I do yoga all the time, but I’m a little ambivalent about it. Half the time when the instructor starts opining about life, I think, “Oh, yeah! How incredibly deep!” The other half, I’m thinking, “God, this is the most incredible bullshit I’ve ever heard in my life.”
But yesterday, I was having one of those more placid karmic times. We had a class of about 10 going on, all of us silent and mindful and breathing up a storm. All of a sudden, two women walked in the back of the room. They were talking loudly. Screaming, practically. It was like being in a movie theater when the two clods behind you begin a very boring conversation about the state of their relationship that you don’t want to hear, since, after all, you’ve paid to hear professional dialogue, not drivel.
The two women gathered their mats and props and came into the room, still talking loudly. I started acting the way I do in a movie theater with the talking clods. “Shhhhhhhhh,” I said.
They went on talking.
“SSSSHHHHHHHHH!” I sounded like a radiator and almost passed out from the sheer exertion of all that hissing. Around me, my yoga friends were rolling their eyes. They think I’m a little too excitable most days.
But finally, the talkers got the message. “I don’t think we should talk,” one of the women said to the other. I believe she was the genius of the pair.

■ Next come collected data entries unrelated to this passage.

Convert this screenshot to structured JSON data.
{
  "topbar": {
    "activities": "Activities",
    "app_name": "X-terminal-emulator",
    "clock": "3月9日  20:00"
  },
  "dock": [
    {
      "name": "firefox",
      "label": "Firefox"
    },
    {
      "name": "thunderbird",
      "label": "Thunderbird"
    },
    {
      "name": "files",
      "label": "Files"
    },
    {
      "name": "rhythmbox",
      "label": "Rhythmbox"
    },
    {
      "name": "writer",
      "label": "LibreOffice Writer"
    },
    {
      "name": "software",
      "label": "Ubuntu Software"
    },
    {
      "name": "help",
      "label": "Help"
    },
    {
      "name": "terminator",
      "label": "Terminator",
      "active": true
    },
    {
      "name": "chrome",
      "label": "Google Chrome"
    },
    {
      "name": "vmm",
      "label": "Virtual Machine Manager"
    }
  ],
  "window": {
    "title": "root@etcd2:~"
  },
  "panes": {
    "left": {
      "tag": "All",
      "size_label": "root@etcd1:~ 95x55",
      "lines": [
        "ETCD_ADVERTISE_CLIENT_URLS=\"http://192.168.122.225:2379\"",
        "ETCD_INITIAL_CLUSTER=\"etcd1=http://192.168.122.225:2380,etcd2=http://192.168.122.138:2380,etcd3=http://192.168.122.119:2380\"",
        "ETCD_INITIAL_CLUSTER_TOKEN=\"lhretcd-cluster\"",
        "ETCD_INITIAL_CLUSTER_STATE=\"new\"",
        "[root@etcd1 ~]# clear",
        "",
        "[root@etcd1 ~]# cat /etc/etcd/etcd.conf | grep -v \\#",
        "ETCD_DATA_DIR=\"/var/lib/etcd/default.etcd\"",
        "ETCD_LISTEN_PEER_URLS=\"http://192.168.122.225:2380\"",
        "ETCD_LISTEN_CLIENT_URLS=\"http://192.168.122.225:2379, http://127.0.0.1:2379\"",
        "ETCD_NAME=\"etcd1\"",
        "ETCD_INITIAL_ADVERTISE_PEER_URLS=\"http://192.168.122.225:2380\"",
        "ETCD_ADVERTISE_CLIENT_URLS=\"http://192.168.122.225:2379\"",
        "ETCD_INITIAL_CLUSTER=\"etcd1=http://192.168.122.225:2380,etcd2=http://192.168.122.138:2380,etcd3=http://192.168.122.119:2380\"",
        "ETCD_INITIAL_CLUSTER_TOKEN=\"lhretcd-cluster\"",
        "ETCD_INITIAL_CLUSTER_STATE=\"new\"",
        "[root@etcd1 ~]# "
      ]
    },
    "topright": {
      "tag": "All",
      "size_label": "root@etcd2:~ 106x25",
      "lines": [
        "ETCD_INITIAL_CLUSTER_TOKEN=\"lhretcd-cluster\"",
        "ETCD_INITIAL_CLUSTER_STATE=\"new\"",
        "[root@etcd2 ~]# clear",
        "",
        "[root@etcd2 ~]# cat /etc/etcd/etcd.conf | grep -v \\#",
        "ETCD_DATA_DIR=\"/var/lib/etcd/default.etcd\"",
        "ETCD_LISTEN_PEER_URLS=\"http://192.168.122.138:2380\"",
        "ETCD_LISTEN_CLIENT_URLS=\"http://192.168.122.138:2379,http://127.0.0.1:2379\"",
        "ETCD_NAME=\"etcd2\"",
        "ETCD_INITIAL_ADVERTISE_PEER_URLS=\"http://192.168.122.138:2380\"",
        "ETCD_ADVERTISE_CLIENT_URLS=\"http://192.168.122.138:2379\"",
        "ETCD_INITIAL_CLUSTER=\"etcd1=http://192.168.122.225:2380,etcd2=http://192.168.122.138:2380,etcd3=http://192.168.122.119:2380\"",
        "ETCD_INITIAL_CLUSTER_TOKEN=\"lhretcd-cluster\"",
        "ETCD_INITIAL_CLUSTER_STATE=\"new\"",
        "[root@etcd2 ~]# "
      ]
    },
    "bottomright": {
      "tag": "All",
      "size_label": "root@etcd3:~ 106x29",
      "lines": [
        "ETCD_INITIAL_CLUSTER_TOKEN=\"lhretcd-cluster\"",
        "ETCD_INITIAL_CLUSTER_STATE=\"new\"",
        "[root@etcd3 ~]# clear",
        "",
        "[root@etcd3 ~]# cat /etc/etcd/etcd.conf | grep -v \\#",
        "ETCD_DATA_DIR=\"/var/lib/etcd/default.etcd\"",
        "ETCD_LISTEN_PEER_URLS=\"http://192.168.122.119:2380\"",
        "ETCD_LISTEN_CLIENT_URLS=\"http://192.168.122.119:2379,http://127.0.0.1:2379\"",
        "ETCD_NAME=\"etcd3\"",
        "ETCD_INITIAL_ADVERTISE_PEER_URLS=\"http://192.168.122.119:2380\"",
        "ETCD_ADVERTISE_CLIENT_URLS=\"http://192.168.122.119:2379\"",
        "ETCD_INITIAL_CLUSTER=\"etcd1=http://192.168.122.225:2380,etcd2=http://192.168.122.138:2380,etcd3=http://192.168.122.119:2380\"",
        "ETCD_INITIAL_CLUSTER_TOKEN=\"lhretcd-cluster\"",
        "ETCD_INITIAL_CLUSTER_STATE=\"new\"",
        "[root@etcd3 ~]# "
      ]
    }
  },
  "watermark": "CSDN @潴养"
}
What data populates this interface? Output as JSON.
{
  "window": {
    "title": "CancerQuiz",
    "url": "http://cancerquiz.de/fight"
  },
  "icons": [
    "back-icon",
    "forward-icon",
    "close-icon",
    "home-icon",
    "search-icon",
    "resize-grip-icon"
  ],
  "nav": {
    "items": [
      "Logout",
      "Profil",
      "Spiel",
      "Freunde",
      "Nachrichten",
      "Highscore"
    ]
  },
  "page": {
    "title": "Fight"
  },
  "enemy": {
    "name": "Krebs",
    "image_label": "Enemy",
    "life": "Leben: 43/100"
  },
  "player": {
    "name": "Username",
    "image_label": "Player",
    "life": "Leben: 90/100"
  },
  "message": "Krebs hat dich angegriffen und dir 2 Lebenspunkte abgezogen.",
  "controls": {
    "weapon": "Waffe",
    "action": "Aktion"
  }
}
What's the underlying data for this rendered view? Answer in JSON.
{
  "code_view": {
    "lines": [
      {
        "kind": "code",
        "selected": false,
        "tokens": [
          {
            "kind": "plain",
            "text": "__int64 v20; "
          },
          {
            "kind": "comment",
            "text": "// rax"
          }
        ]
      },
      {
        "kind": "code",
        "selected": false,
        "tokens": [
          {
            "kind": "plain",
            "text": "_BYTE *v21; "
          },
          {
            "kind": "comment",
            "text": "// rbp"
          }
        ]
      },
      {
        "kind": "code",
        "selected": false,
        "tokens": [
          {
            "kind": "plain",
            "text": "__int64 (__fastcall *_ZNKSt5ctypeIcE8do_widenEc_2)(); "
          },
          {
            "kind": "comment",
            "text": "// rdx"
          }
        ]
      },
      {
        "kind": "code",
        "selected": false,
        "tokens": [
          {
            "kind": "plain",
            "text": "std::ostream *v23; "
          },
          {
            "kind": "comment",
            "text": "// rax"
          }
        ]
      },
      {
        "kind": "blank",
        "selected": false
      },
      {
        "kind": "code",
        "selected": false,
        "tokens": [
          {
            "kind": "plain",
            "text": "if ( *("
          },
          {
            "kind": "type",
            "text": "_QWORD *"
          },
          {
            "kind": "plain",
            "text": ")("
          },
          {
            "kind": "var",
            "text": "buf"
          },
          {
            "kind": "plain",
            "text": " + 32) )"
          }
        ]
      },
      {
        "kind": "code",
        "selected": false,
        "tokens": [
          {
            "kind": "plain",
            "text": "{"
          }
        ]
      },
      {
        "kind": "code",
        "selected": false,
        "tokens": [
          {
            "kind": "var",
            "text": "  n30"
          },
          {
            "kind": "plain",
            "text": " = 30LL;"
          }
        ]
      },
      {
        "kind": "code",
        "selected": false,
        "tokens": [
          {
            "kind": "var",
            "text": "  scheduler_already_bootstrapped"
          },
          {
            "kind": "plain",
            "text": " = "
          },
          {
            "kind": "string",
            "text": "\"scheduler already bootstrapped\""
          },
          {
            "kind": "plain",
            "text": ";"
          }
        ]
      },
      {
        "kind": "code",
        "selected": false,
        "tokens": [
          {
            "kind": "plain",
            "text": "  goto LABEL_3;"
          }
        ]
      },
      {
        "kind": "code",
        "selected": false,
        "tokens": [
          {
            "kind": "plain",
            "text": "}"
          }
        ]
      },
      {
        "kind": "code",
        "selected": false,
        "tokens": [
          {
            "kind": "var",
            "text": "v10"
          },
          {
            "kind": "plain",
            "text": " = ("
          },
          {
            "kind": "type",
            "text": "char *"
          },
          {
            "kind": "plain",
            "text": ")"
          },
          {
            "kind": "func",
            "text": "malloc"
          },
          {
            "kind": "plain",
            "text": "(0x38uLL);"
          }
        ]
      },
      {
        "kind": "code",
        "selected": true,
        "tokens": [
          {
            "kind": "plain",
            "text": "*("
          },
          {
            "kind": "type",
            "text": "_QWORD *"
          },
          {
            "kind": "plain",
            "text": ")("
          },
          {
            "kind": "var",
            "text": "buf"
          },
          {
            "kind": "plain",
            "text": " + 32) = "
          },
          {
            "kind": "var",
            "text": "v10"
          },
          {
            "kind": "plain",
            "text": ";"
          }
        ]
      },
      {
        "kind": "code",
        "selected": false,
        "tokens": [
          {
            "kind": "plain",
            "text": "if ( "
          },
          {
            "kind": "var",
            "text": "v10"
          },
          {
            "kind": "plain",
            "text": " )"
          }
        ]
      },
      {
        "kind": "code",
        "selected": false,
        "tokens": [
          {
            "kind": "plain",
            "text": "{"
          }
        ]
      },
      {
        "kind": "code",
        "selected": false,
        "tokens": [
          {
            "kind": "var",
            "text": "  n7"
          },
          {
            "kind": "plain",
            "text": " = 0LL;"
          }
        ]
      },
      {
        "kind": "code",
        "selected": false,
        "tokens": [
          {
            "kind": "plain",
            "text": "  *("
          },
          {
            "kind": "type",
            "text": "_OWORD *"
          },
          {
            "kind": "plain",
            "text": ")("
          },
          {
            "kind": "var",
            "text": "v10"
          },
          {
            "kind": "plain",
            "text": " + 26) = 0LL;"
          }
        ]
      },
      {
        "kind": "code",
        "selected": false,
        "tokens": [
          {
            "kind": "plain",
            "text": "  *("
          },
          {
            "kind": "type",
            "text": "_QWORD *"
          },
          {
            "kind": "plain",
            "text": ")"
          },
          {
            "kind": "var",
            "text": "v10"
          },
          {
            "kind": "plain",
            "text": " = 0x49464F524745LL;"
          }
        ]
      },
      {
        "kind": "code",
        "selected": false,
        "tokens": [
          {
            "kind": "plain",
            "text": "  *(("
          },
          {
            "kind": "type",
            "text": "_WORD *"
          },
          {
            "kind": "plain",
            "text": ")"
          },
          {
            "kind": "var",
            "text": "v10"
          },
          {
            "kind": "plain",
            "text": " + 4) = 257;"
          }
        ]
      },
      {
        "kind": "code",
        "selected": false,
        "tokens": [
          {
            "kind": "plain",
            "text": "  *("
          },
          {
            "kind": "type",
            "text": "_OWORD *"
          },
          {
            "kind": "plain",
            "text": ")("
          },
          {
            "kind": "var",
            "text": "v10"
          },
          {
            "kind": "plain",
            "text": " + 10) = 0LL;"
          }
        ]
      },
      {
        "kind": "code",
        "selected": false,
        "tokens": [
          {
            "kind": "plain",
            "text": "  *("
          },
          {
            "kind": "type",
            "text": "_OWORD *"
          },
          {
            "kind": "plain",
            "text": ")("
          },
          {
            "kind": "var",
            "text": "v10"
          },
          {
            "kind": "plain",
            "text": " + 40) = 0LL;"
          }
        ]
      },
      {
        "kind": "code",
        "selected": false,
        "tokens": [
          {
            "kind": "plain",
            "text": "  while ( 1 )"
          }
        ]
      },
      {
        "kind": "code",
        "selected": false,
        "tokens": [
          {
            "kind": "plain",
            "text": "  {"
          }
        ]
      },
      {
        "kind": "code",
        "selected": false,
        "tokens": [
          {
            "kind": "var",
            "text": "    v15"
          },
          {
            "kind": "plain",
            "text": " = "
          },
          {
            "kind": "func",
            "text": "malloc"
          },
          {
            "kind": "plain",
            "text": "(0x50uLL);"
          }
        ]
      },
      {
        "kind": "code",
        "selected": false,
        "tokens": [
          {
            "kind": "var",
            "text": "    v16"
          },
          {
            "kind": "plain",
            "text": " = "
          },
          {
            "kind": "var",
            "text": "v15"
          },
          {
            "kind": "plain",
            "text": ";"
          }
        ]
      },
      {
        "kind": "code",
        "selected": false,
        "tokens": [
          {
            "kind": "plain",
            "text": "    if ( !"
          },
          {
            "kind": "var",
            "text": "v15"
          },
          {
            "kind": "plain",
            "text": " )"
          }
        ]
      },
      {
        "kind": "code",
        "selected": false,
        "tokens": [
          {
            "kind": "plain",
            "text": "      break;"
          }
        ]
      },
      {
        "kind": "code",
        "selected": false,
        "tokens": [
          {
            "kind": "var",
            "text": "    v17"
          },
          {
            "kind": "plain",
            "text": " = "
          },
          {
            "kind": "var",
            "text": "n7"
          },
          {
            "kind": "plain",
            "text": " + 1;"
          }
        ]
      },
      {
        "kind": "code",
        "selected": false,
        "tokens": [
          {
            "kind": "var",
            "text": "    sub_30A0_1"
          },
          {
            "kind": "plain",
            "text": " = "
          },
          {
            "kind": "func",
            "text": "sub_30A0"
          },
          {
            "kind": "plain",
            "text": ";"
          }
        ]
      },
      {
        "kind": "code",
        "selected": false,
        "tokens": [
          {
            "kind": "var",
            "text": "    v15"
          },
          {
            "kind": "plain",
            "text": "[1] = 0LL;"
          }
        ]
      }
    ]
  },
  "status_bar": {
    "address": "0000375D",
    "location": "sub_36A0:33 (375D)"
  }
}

The class went on and I watched them in the mirror, gloating every time they fell out of a posture, watching them sweat and slip. If this doesn’t sound like harmonic yoga behavior to you, you would be right. But I was feeling a little spiteful by this point, happy to mentally criticize the two interlopers. You know, this kind of thing happens sometimes, no matter how enlightened you like to think you are.
Class ended and we packed up our mats and the two women seemed to be too exhausted to talk much. I told myself I needed to work on my level of yogic tolerance and tune out the noise and be one with the world or something like that.
Then, walking out of the gym, I noticed the top of someone’s head that looked very familiar. He was bending over an application form, evidently joining my gym. He is also the hairdresser I’m in the process of breaking up with, even though he doesn’t know it yet. Oh, great. Just what I needed. After a few years of going to him, I had realized he’d just seen the movie “Shampoo” a few too many times and I was weary of trying to be fabulous all the time and worthy of his attentions. Also, he charges a lot.
I sprinted out the door before he could look up and see my inch-long roots and threw myself outside. You know how it goes with yoga: Half the time, it works for me. The other half, I evidently bring my own incredible bullshit into the works. Forget peace of mind. I just needed to get out of there before I started a fistfight with somebody. Namaste and all that. Maybe I should take up one of the martial arts, instead.
(Copyright 2009 by Ruth Pennebaker)
“Nobody ever forgets where he buried the hatchet.”
— Kin Hubbard —
I do my yoga at home with a video ever since the woman next to me told me that my scent was interfering with her concentration.
Great quote, Cindy. I’ll remember it — as well as the location of my buried hatchet.
And … your scent interfered with her concentration? I think everybody’s getting a little to sensitive these days.